Quand Jaques Cormery, le personnage principal du roman, retourne en Algérie à 40 ans, il constate qu’il est né dans un pays sans racines et sans souvenirs et il se sentait jeté dans ce pays comme le premier habitant ou le premier conquérant. Les recherches de ses ancêtres et de son identité restèrent vaines.

Jaques naquit dans un lieu isolé dans l’est de Algérie. Peu après sa naissance, la Première Guerre mondiale éclata et son père, un colon français, fut incorporé dans l’armée. Il ne devait plus jamais revoir sa famille. Jaques déménagea avec sa mère chez sa grand-mère à Belcourt, le quartier pauvre d’Alger. À Belcourt habitaient et travaillaient des Français, des Arabes, des Espagnols, des Italiens et beaucoup d’autres. Là-bas, avec ces personnes qui manquaient de tout, Jaques passa une enfance heureuse. Bien que sa mère ne sût ni lire ni écrire, Jaques put, comme l’auteur lui-même, grâce à l’aide et à l’encouragement de son professeur de l’école primaire, fréquenter des établissements du second degré.

b)      Explications de difficultés de grammaire

-       Passé simple :

Il s’agit d’un récit en troisième personne et non pas d’un discours, c’est pour cette raison que le passé simple est l’option (plutôt que le passé composé) à choisir au moment de traduire.

-       Prépositions :

Il faut faire attention en traduisant les prépositions. Elles ne sont pas toujours traduisibles littéralement de l’allemand. La préposition qui accompagne un verbe ou une expression est souvent propre à la langue et doit être apprise par cœur avec le verbe. Exemples concrets tirés de cette traduction : mourir de (sterben bei), travailler à quelque chose (an etwas arbeiten), recherches de (Suche nach ; mais rechercher qqch), manquer de (an etwas fehlen).

-       Subjonctif après « bien que » :

Après les conjonctions « bien que » et « malgré que » c’est le subjonctif qui doit suivre. Par contre après « même si » il faut choisir l’indicatif. On traduit donc dans ce cas « bien que sa mère ne sût… » (subjonctif imparfait).

-       Différence entre « savoir » et « pouvoir » :

On sait faire quelque chose parce qu’on l’a appris, mais on peut faire quelque chose parce que la situation le permet. « Je ne sais pas nager » veut dire que je ne l’ai jamais appris, mais « je ne peux pas nager » veut dire, par exemple, que je me suis cassé le bras et que pour cette raison ma situation m’empêche d’aller nager.

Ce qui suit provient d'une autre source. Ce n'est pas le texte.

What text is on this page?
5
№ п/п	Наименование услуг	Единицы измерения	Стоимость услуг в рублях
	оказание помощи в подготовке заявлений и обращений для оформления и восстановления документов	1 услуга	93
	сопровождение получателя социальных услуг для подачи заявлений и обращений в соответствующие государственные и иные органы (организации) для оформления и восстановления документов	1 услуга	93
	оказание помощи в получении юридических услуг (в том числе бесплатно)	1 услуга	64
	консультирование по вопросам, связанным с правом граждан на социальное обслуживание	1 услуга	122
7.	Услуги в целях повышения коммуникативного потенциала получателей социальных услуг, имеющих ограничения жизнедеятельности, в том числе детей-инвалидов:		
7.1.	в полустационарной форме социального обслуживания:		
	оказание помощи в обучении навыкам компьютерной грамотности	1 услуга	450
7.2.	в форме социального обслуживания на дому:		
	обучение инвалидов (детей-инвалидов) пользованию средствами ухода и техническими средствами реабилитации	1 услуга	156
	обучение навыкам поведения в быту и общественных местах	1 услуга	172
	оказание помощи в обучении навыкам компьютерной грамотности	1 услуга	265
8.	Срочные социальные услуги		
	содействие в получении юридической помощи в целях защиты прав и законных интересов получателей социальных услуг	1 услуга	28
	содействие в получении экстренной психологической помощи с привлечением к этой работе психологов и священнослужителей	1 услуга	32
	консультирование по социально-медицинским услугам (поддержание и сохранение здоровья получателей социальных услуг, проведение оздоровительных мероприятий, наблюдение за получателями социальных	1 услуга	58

Lire et écrire sont des aptitudes apprises, c’est pourquoi il faut choisir le verbe « savoir », par contre il faut choisir le verbe « pouvoir » dans la proposition qui suit, parce que c’est la situation qui le lui permet (cela n’a rien à voir avec quelque chose d’appris).


c)      Quelques lignes sur Camus

Albert Camus naquit en 1913 en Algérie. Il fut un écrivain, philosophe, romancier, dramaturge, essayiste et nouvelliste français. Il développa un humanisme qui se fondait sur la prise de conscience de l’absurdité de la condition humaine. La réponse qu’il proposa à cette absurdité était la révolte. Il reçut le Prix Nobel de littérature en 1957 et mourut trois ans plus tard. La peste et L’étranger sont deux œuvres célèbres qu’il écrivit.